Wednesday, May 11, 2011

Travels

For those precious few who follow this thing (and you are precious!), just thought I'd let you know that we will be leaving Papua this week traveling back to the U.S. for a 7 month furlough.  Plan is to be back in Papua in January 2012.  We're taking the scenic route, by way of Singapore to let the docs do some poking and prodding on us.  We'll be on the road for two weeks...so, blogging will probably take a back seat for a while...unless I get bored in an airport somewhere.

I'll leave you with a couple shots from my last flight in Papua...this is the approach into the tight mountain valley of Omban in the eastern highlands.

Clouds and mountains mix for a 'judgement intensive' flight environment.

These poor folks live right on the last ridge on final.
I appreciate their banana trees...I watch them closely
for any sign of wind.

Sunday, May 8, 2011

The World Is A Very Safe Place

One Sunday morning, feeling dark and alone, I went to my favorite lonely spot up on a hill to be by myself.  All weekend I had been processing a couple of unpleasant events that threatened to take me out of the ministry I have grown to love so much.

I needed to find God's face in it all.  I wanted His counsel and His comfort...instead, I found Him.  Doesn't always happen this way for me, but I just started to enjoy a sweet fellowship with Jesus and my problems kind of faded off to someplace else.

As I drove down the hill, the issues were still there, they hadn't been resolved, but I started asking myself, if the worst happens, and I have to leave this place, leave this ministry, leave flying, what have I lost?  Well, yes, I've lost some things, but it slowly dawned on me that the experience I had just had, meeting in a personal way with my Master...no one could take that from me.  That which is most valuable to me, no one can touch.  Though you put me in solitary confinement, you can't take Jesus from me.  Though you fill me with physical pain, you can't stop me from communing with Him.  You can't touch what I value the most.  All of a sudden the world became a very safe place.

That was over five years ago.  God didn't allow the threats to materialize--we're still here in Papua, still loving this ministry.  That sense of security that I stumbled into that day up on the hill hasn't left me.  The world can be a cold, bitter place.  At times it feels like it has a personal agenda to wipe you off the map.  It's an amazing feeling to look into the blankness of the future knowing that it could hold some pretty rough waters and still feel safe.

Monday, May 2, 2011

Fear...And What To Do With It.

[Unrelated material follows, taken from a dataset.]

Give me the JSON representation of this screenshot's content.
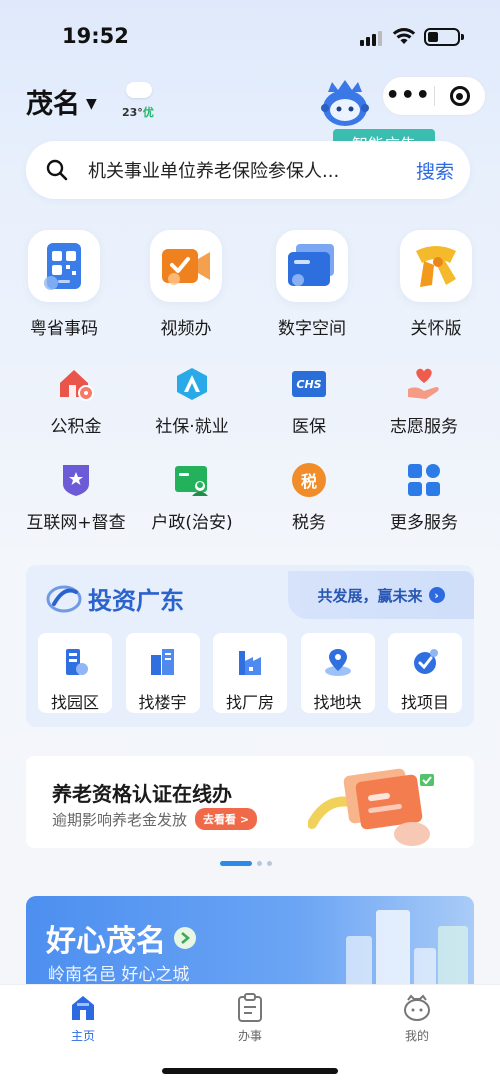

Part II

Who, then, shall we fear?  

If the 'who' is limited to our fellow human beings, then the answer that Jesus gives us is, clearly, no-one.  Even if they purpose to kill you.  So it would seem then, that we should be fearless, and that fear itself is more or less a nuisance.  But Jesus doesn't give us time to let the mortar of that musing harden--He immediately continues this amazing Luke 12 discourse with these words:

But I will show you whom you should fear: 
Fear him who, after the killing of the body, 
has power to throw you into hell. 
Yes, I tell you, fear him.

So, fearing the appropriate things...this is wisdom.  I think the Bible even says so somewhere.  But most of us in western Christianity have muzzled Jesus on this score.  In the sermons we hear, in the books we read, how often are we loved enough by our teachers to hear these life-giving words of Jesus?  We have made God in an image to our liking and He is not a God to fear.  We have made him a God for us to love and a God for us to be loved by.  Full stop.  We like our one dimensional God.

But almost nothing about God, nor anything that He has created, is one dimensional.  Take waterfalls, for example.

It's really not fair...I get to fly over some of the most majestic waterfalls on the planet.  The mountains of Papua are literally covered with the things.  There is so much rain here that almost every mountain has dozens of huge waterfalls cascading over its cliffs.  Some of them are so isolated that I'm convinced no human being has ever stood at their base, soaking in their beauty.  I love waterfalls.  They fill me with a sense of fairy tale wonder...their pure beauty creates an immediate peace in my soul.  They remind me of all that is good in the world.  I cannot fly by one without those wonderful emotions rising within me.


But waterfalls are terribly dangerous things.  Our home is at the foot of Mount Cyclops.  We can sit in our living room and take in the view of the mountain and its pretty waterfall.  A missionary died climbing that pretty waterfall.

When Cameron was three, I almost lost him in a gorgeous, terrifying Papuan waterfall.  For six months afterwards I would wake up in the middle of the night with a start, heart racing as my dreams had taken me back to that awful struggle against the current to reach my son as a beautiful wall of water did its best to drown him.  I almost lost that struggle.  I love waterfalls.  I fear waterfalls.